JoannaB,
Maybe I should read more carefully but....Since you believe in God, it seems to me almost axiomatic that the world is God's dream. Suppose it wasn't God's dream, what would that even mean?
I don't think we can make sense of it strictly as a collective human dream. No human has the awareness necessary to coordinate different aspects of it. I guess we can agree that there appears to be at least some degree of coordination. That seems to me to imply some type of mind on that scale. Even if its not even conscious in a human sense, it still seems to me to amount to a kind of intelligence.
The 'depth' of the collective dream is clearly in some sense deeper than sleeping dreams. In our sleeping dreams, we deal with images that represent objects. We may dream of a phone for instance, but its just a symbol of a phone that looks like a phone, internally it doesn't have a design. Unless you build cell phones for a living you'd have no idea how to dream that, and even then you'd only be able to dream it in an incomplete manner. And if you analyzed it you'd likely find a lot of mistakes or inconsistencies with the way you imagined it. Waking life, in contrast, seems to be mostly without such inconsistencies. If you examine something closely, the details generally become real in a way that doesn't contradict other details. (I don't think this is always true, but it seems to be built into the dream to a remarkably comprehensive extent.) And it seems to me that the objects in the waking dream, just like objects in sleeping dreams, are metaphors that represent things. What I mean to say is that the images represent objects which represent ideas, or something like that. I guess I don't really have a point in this paragraph, just expressing some thoughts.
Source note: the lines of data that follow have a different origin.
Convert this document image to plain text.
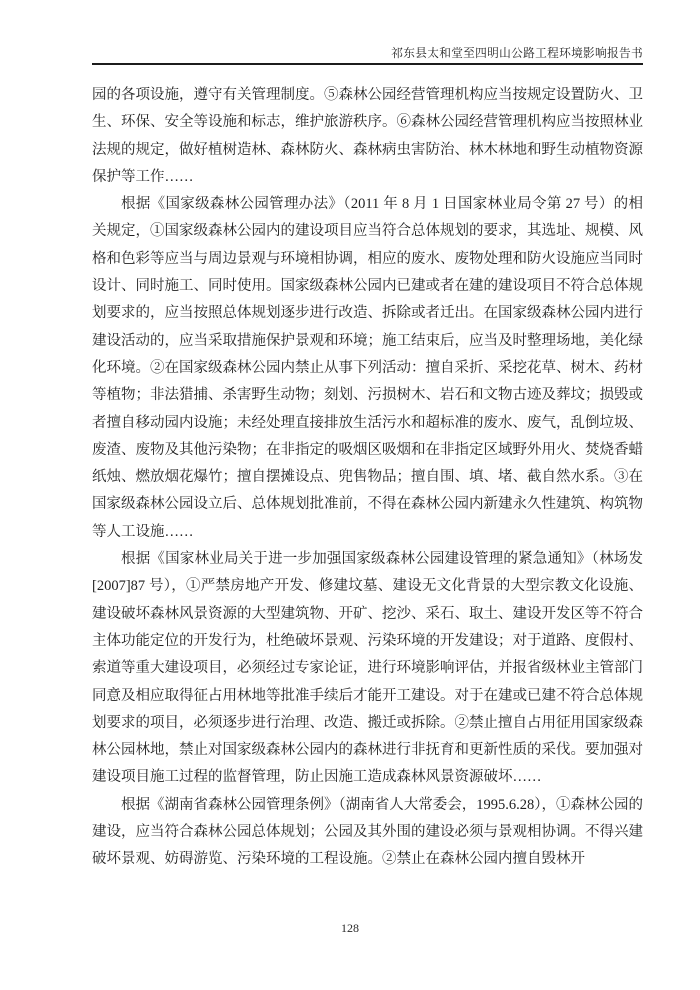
祁东县太和堂至四明山公路工程环境影响报告书

园的各项设施，遵守有关管理制度。⑤森林公园经营管理机构应当按规定设置防火、卫生、环保、安全等设施和标志，维护旅游秩序。⑥森林公园经营管理机构应当按照林业法规的规定，做好植树造林、森林防火、森林病虫害防治、林木林地和野生动植物资源保护等工作……

根据《国家级森林公园管理办法》（2011 年 8 月 1 日国家林业局令第 27 号）的相关规定，①国家级森林公园内的建设项目应当符合总体规划的要求，其选址、规模、风格和色彩等应当与周边景观与环境相协调，相应的废水、废物处理和防火设施应当同时设计、同时施工、同时使用。国家级森林公园内已建或者在建的建设项目不符合总体规划要求的，应当按照总体规划逐步进行改造、拆除或者迁出。在国家级森林公园内进行建设活动的，应当采取措施保护景观和环境；施工结束后，应当及时整理场地，美化绿化环境。②在国家级森林公园内禁止从事下列活动：擅自采折、采挖花草、树木、药材等植物；非法猎捕、杀害野生动物；刻划、污损树木、岩石和文物古迹及葬坟；损毁或者擅自移动园内设施；未经处理直接排放生活污水和超标准的废水、废气，乱倒垃圾、废渣、废物及其他污染物；在非指定的吸烟区吸烟和在非指定区域野外用火、焚烧香蜡纸烛、燃放烟花爆竹；擅自摆摊设点、兜售物品；擅自围、填、堵、截自然水系。③在国家级森林公园设立后、总体规划批准前，不得在森林公园内新建永久性建筑、构筑物等人工设施……

根据《国家林业局关于进一步加强国家级森林公园建设管理的紧急通知》（林场发[2007]87 号），①严禁房地产开发、修建坟墓、建设无文化背景的大型宗教文化设施、建设破坏森林风景资源的大型建筑物、开矿、挖沙、采石、取土、建设开发区等不符合主体功能定位的开发行为，杜绝破坏景观、污染环境的开发建设；对于道路、度假村、索道等重大建设项目，必须经过专家论证，进行环境影响评估，并报省级林业主管部门同意及相应取得征占用林地等批准手续后才能开工建设。对于在建或已建不符合总体规划要求的项目，必须逐步进行治理、改造、搬迁或拆除。②禁止擅自占用征用国家级森林公园林地，禁止对国家级森林公园内的森林进行非抚育和更新性质的采伐。要加强对建设项目施工过程的监督管理，防止因施工造成森林风景资源破坏……

根据《湖南省森林公园管理条例》（湖南省人大常委会，1995.6.28），①森林公园的建设，应当符合森林公园总体规划；公园及其外围的建设必须与景观相协调。不得兴建破坏景观、妨碍游览、污染环境的工程设施。②禁止在森林公园内擅自毁林开

128
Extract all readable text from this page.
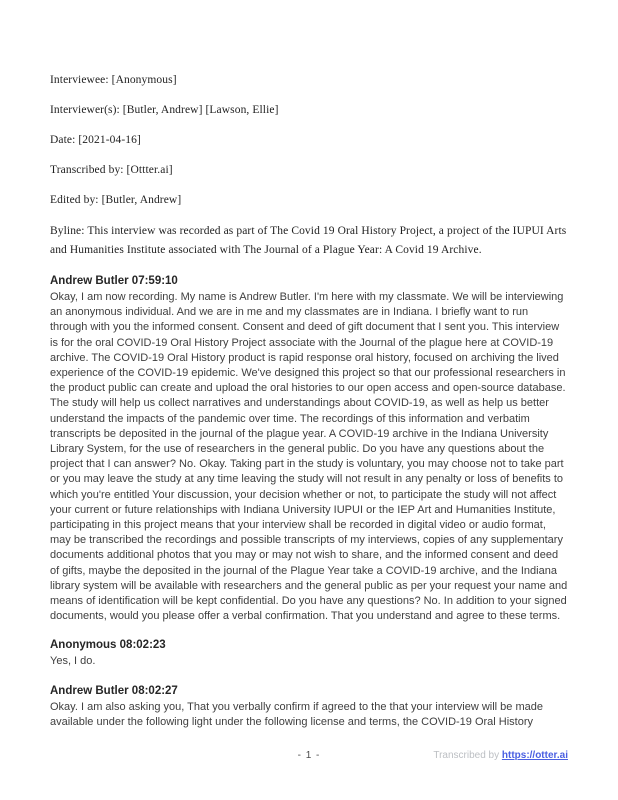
Interviewee: [Anonymous]

Interviewer(s): [Butler, Andrew] [Lawson, Ellie]

Date: [2021-04-16]

Transcribed by: [Ottter.ai]

Edited by: [Butler, Andrew]

Byline: This interview was recorded as part of The Covid 19 Oral History Project, a project of the IUPUI Arts and Humanities Institute associated with The Journal of a Plague Year: A Covid 19 Archive.

Andrew Butler 07:59:10

Okay, I am now recording. My name is Andrew Butler. I'm here with my classmate. We will be interviewing an anonymous individual. And we are in me and my classmates are in Indiana. I briefly want to run through with you the informed consent. Consent and deed of gift document that I sent you. This interview is for the oral COVID-19 Oral History Project associate with the Journal of the plague here at COVID-19 archive. The COVID-19 Oral History product is rapid response oral history, focused on archiving the lived experience of the COVID-19 epidemic. We've designed this project so that our professional researchers in the product public can create and upload the oral histories to our open access and open-source database. The study will help us collect narratives and understandings about COVID-19, as well as help us better understand the impacts of the pandemic over time. The recordings of this information and verbatim transcripts be deposited in the journal of the plague year. A COVID-19 archive in the Indiana University Library System, for the use of researchers in the general public. Do you have any questions about the project that I can answer? No. Okay. Taking part in the study is voluntary, you may choose not to take part or you may leave the study at any time leaving the study will not result in any penalty or loss of benefits to which you're entitled Your discussion, your decision whether or not, to participate the study will not affect your current or future relationships with Indiana University IUPUI or the IEP Art and Humanities Institute, participating in this project means that your interview shall be recorded in digital video or audio format, may be transcribed the recordings and possible transcripts of my interviews, copies of any supplementary documents additional photos that you may or may not wish to share, and the informed consent and deed of gifts, maybe the deposited in the journal of the Plague Year take a COVID-19 archive, and the Indiana library system will be available with researchers and the general public as per your request your name and means of identification will be kept confidential. Do you have any questions? No. In addition to your signed documents, would you please offer a verbal confirmation. That you understand and agree to these terms.

Anonymous 08:02:23

Yes, I do.

Andrew Butler 08:02:27

Okay. I am also asking you, That you verbally confirm if agreed to the that your interview will be made available under the following light under the following license and terms, the COVID-19 Oral History

- 1 -	Transcribed by https://otter.ai
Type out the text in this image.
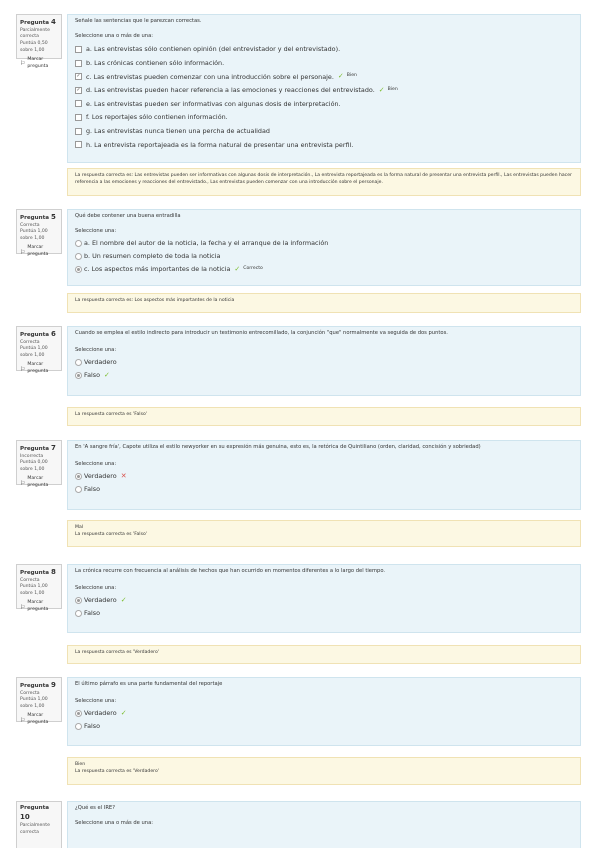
Pregunta 4
Parcialmente correcta
Puntúa 0,50 sobre 1,00
⚐
Marcar pregunta
Señale las sentencias que le parezcan correctas.
Seleccione una o más de una:
a. Las entrevistas sólo contienen opinión (del entrevistador y del entrevistado).
b. Las crónicas contienen sólo información.
✓ c. Las entrevistas pueden comenzar con una introducción sobre el personaje. ✓ Bien
✓ d. Las entrevistas pueden hacer referencia a las emociones y reacciones del entrevistado. ✓ Bien
e. Las entrevistas pueden ser informativas con algunas dosis de interpretación.
f. Los reportajes sólo contienen información.
g. Las entrevistas nunca tienen una percha de actualidad
h. La entrevista reportajeada es la forma natural de presentar una entrevista perfil.
La respuesta correcta es: Las entrevistas pueden ser informativas con algunas dosis de interpretación., La entrevista reportajeada es la forma natural de presentar una entrevista perfil., Las entrevistas pueden hacer referencia a las emociones y reacciones del entrevistado., Las entrevistas pueden comenzar con una introducción sobre el personaje.
Pregunta 5
Correcta
Puntúa 1,00 sobre 1,00
⚐
Marcar pregunta
Qué debe contener una buena entradilla
Seleccione una:
a. El nombre del autor de la noticia, la fecha y el arranque de la información
b. Un resumen completo de toda la noticia
c. Los aspectos más importantes de la noticia ✓ Correcto
La respuesta correcta es: Los aspectos más importantes de la noticia
Pregunta 6
Correcta
Puntúa 1,00 sobre 1,00
⚐
Marcar pregunta
Cuando se emplea el estilo indirecto para introducir un testimonio entrecomillado, la conjunción "que" normalmente va seguida de dos puntos.
Seleccione una:
Verdadero
Falso ✓
La respuesta correcta es 'Falso'
Pregunta 7
Incorrecta
Puntúa 0,00 sobre 1,00
⚐
Marcar pregunta
En 'A sangre fría', Capote utiliza el estilo newyorker en su expresión más genuina, esto es, la retórica de Quintiliano (orden, claridad, concisión y sobriedad)
Seleccione una:
Verdadero ✕
Falso
Mal
La respuesta correcta es 'Falso'
Pregunta 8
Correcta
Puntúa 1,00 sobre 1,00
⚐
Marcar pregunta
La crónica recurre con frecuencia al análisis de hechos que han ocurrido en momentos diferentes a lo largo del tiempo.
Seleccione una:
Verdadero ✓
Falso
La respuesta correcta es 'Verdadero'
Pregunta 9
Correcta
Puntúa 1,00 sobre 1,00
⚐
Marcar pregunta
El último párrafo es una parte fundamental del reportaje
Seleccione una:
Verdadero ✓
Falso
Bien
La respuesta correcta es 'Verdadero'
Pregunta 10
Parcialmente correcta
¿Qué es el IRE?
Seleccione una o más de una:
OK, maybe this does meander towards a point. Sensate data isn't the only kind of awareness we have of the waking dream. I think you could actually distinguish a really comprehensive simulation from the actual thing. It wouldn't be aligned right with what you feel the dream should be, you would feel it to be missing something, that it was like a mask with nothing in it. I guess that part of this is because objects and events do represent something deeper, and if the story that the dream tells isn't right, you sense that, even if all the details seem quite perfectly done.
As it happens, I feel this way about the waking dream also, and maybe that's most of what what drives my obsessive quest to get to the bottom of it all. It feels to me like someone took the world and replaced it with a hollowed out caricature of itself, nothing seems to be the way it was or should have been. If the world were a body, it would be in shock. If it were a computer, it would be booted in recovery mode.
I guess I feel something else besides that too, that the zombie-corpse-of-a-cosmic-angel aspect of reality isn't the full extent of it, that there's something healthier sort of abiding in the background. That would be like your God I guess.